Funding Recipients 2024
The RIPE NCC Community Projects Fund opened its call for applications in February 2024. The application period was open for just over 16 weeks and 40 applications from 19 countries were submitted to the Selection Committee.
The RIPE NCC Community Projects Fund Selection Committee has reviewed the applications and is happy to announce that the following five projects have been selected as the 2024 recipients of the RIPE NCC Community Projects Fund.
Congratulations to the selected projects!
Open Source Distributed Symmetric Key Exchange Implementation
Name: Melchior Aelmans
Funding: €70,000
This project focuses on developing a reference implementation of a quantum-resistant key exchange protocol, based on the research paper "Quantum-Resistant Trustless Key Exchange and Secure Communication."
Unlike traditional Quantum Key Distribution (QKD), which is energy-intensive and requires specialised hardware, this protocol operates entirely through software, enabling secure communication on standard devices. The protocol uses advanced cryptographic techniques to resist quantum computing attacks, making it suitable for future-proof, secure communications.
By releasing the implementation as open source, the project fosters community collaboration, providing developers and organisations with an accessible tool for enhancing secure communications while reducing energy consumption associated with hardware-dependent QKD systems.
RIPE Atlas Distributed Network Telescope
Name: Universidad de Granada
Funding: €66,000
This project could enhance the RIPE Atlas platform by capturing Internet Background Radiation (IBR) traffic, which includes unsolicited traffic that reaches network nodes, often revealing cyber threats and misconfigurations.
By modifying existing Atlas probes to capture IBR traffic on any TCP/UDP port, the project enables the creation of a vast, distributed network telescope without requiring additional IP addresses or costly infrastructure.
The data collected will provide researchers, universities, and cybersecurity professionals with critical insights into malicious activities, aiding efforts to improve Internet security. The project also involves designing a distributed architecture for IBR data collection and storage, allowing RIPE Atlas users to contribute to Internet monitoring efforts.
Policy Certification and Verification for Cybersecurity in the Internet of Things (IoT)
Name: Mulini SRL
Funding: €40,000
This project addresses the cybersecurity and privacy risks posed by IoT devices, which collect and transmit personal data.
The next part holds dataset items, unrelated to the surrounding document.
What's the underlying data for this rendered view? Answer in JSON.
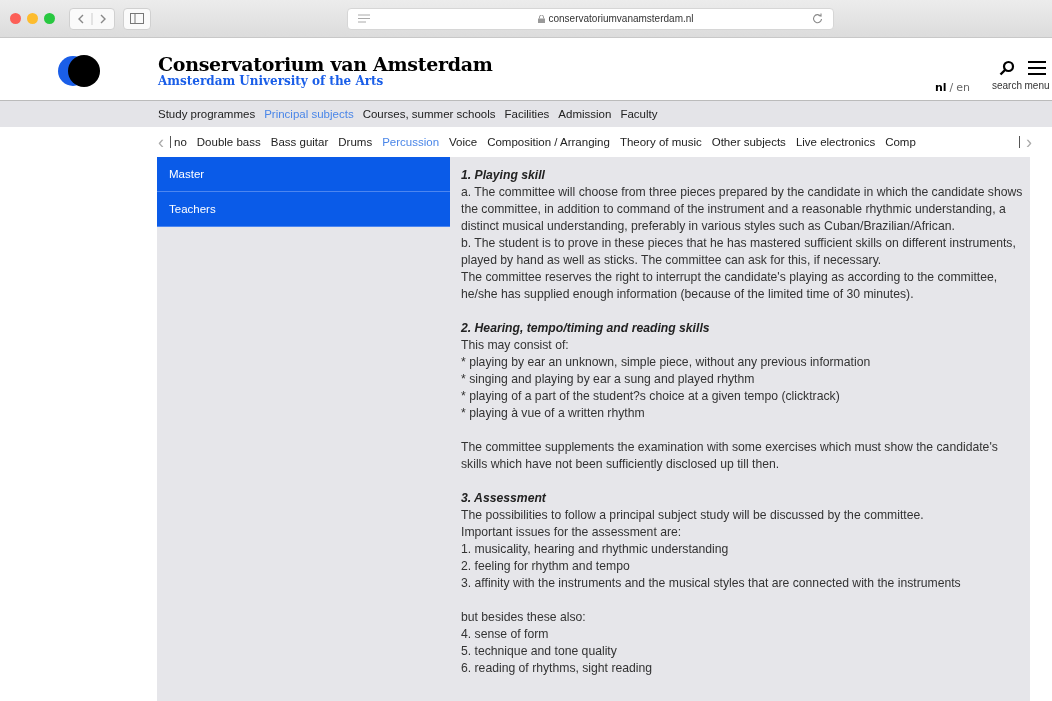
{
  "browser": {
    "url": "conservatoriumvanamsterdam.nl"
  },
  "header": {
    "title": "Conservatorium van Amsterdam",
    "subtitle": "Amsterdam University of the Arts",
    "languages": [
      {
        "label": "nl",
        "selected": true
      },
      {
        "label": "/",
        "selected": false
      },
      {
        "label": "en",
        "selected": false
      }
    ],
    "search_label": "search",
    "menu_label": "menu"
  },
  "nav": [
    {
      "label": "Study programmes",
      "selected": false
    },
    {
      "label": "Principal subjects",
      "selected": true
    },
    {
      "label": "Courses, summer schools",
      "selected": false
    },
    {
      "label": "Facilities",
      "selected": false
    },
    {
      "label": "Admission",
      "selected": false
    },
    {
      "label": "Faculty",
      "selected": false
    }
  ],
  "subjects": {
    "prev": "‹",
    "next": "›",
    "items": [
      {
        "label": "no",
        "selected": false
      },
      {
        "label": "Double bass",
        "selected": false
      },
      {
        "label": "Bass guitar",
        "selected": false
      },
      {
        "label": "Drums",
        "selected": false
      },
      {
        "label": "Percussion",
        "selected": true
      },
      {
        "label": "Voice",
        "selected": false
      },
      {
        "label": "Composition / Arranging",
        "selected": false
      },
      {
        "label": "Theory of music",
        "selected": false
      },
      {
        "label": "Other subjects",
        "selected": false
      },
      {
        "label": "Live electronics",
        "selected": false
      },
      {
        "label": "Comp",
        "selected": false
      }
    ]
  },
  "sidebar": {
    "items": [
      "Master",
      "Teachers"
    ]
  },
  "content": [
    {
      "heading": "1. Playing skill",
      "groups": [
        [
          "a. The committee will choose from three pieces prepared by the candidate in which the candidate shows the committee, in addition to command of the instrument and a reasonable rhythmic understanding, a distinct musical understanding, preferably in various styles such as Cuban/Brazilian/African.",
          "b. The student is to prove in these pieces that he has mastered sufficient skills on different instruments, played by hand as well as sticks. The committee can ask for this, if necessary.",
          "The committee reserves the right to interrupt the candidate's playing as according to the committee, he/she has supplied enough information (because of the limited time of 30 minutes)."
        ]
      ]
    },
    {
      "heading": "2. Hearing, tempo/timing and reading skills",
      "groups": [
        [
          "This may consist of:",
          "* playing by ear an unknown, simple piece, without any previous information",
          "* singing and playing by ear a sung and played rhythm",
          "* playing of a part of the student?s choice at a given tempo (clicktrack)",
          "* playing à vue of  a written rhythm"
        ],
        [
          "The committee supplements the examination with some exercises which must show the candidate's skills which have not been sufficiently disclosed up till then."
        ]
      ]
    },
    {
      "heading": "3. Assessment",
      "groups": [
        [
          "The possibilities to follow a principal subject study will be discussed by the committee.",
          "Important issues for the assessment are:",
          "1. musicality, hearing and rhythmic understanding",
          "2. feeling for rhythm and tempo",
          "3. affinity with the instruments and the musical styles that are connected with the instruments"
        ],
        [
          "but besides these also:",
          "4. sense of form",
          "5. technique and tone quality",
          "6. reading of rhythms, sight reading"
        ]
      ]
    }
  ]
}
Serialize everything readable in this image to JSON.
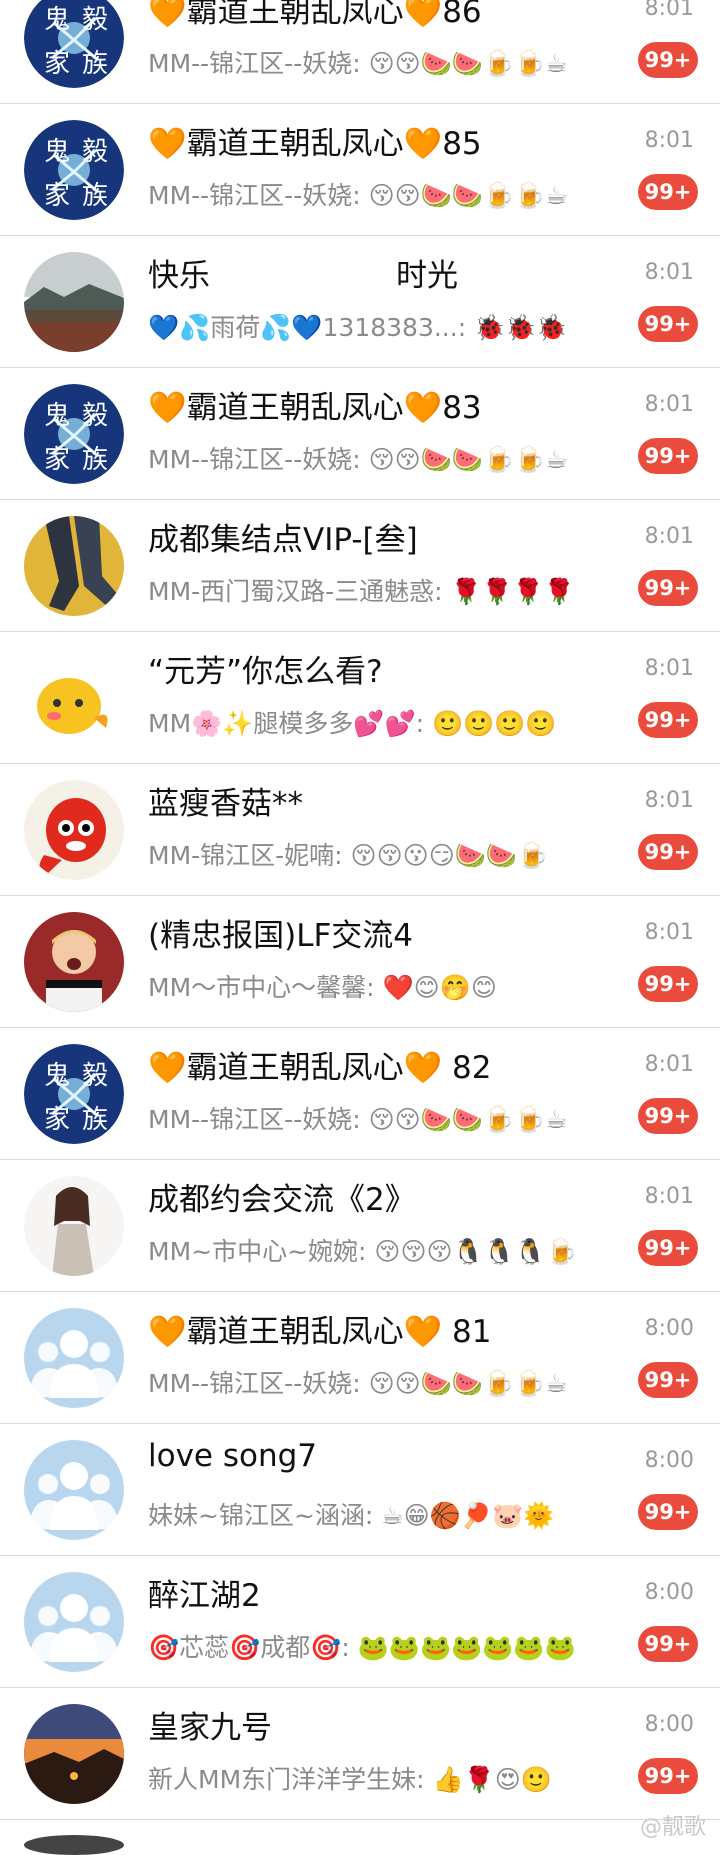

It aims to develop scalable, automated methodologies to verify and certify the cybersecurity compliance of IoT devices. Key components include continuous monitoring and testing of device behaviour in both laboratory and real-world environments, supported by machine learning models to assess compliance with security standards.
The project will also establish frameworks for live certification on IoT gateways, enabling real-time assessment of devices against regulatory requirements. To ensure industry-wide applicability, it collaborates with ISPs, the IETF, manufacturers, and regulators, contributing to a standardised, reliable certification process that enhances consumer trust in IoT security.
GuardXP: From Data Privacy to Improved Cybersecurity
Name: Universitat Politècnica de Catalunya (UPC) / Consorci de Serveis Universitaris de Catalunya (CSUC)
Funding: €40,000
GuardXP is a data filtering server that transparently removes tracking elements from web traffic, addressing privacy and security concerns associated with data brokers who aggregate personal data for profit. In addition to the server, GuardXP includes a companion browser plugin, allowing users to filter online content on their personal devices. By intercepting web connections, GuardXP helps prevent targeted phishing and other attacks that exploit personal data. This open-source tool targets the root of data privacy issues by reducing the impact of tracking systems, enhancing individual cybersecurity and mitigating human vulnerability in cyber defences.
Open Domain Rank: A Community-Developed Measure for Domain Reputation Ranking Based on Unique Identifiers’ Relationships
Name: Soroush Rafiee Rad
Funding: €34,000
This project establishes a domain reputation ranking system, built on analysing the relationships among unique identifiers such as DNS records, WHOIS information, BGP activities, and IP/ASN registrations. By applying graph theory, the project develops a metric for domain reputation based on the connectivity and influence of each identifier within the Internet infrastructure. The reputation ranking leverages existing lists of known entities and aggregates this data into a normalised, queryable ranking.
A community of experts and enthusiasts will maintain the system, with a governance structure that allows for extending, revising, or updating criteria. The project provides real-time data access, supporting a transparent and collaborative approach to evaluating domain trustworthiness.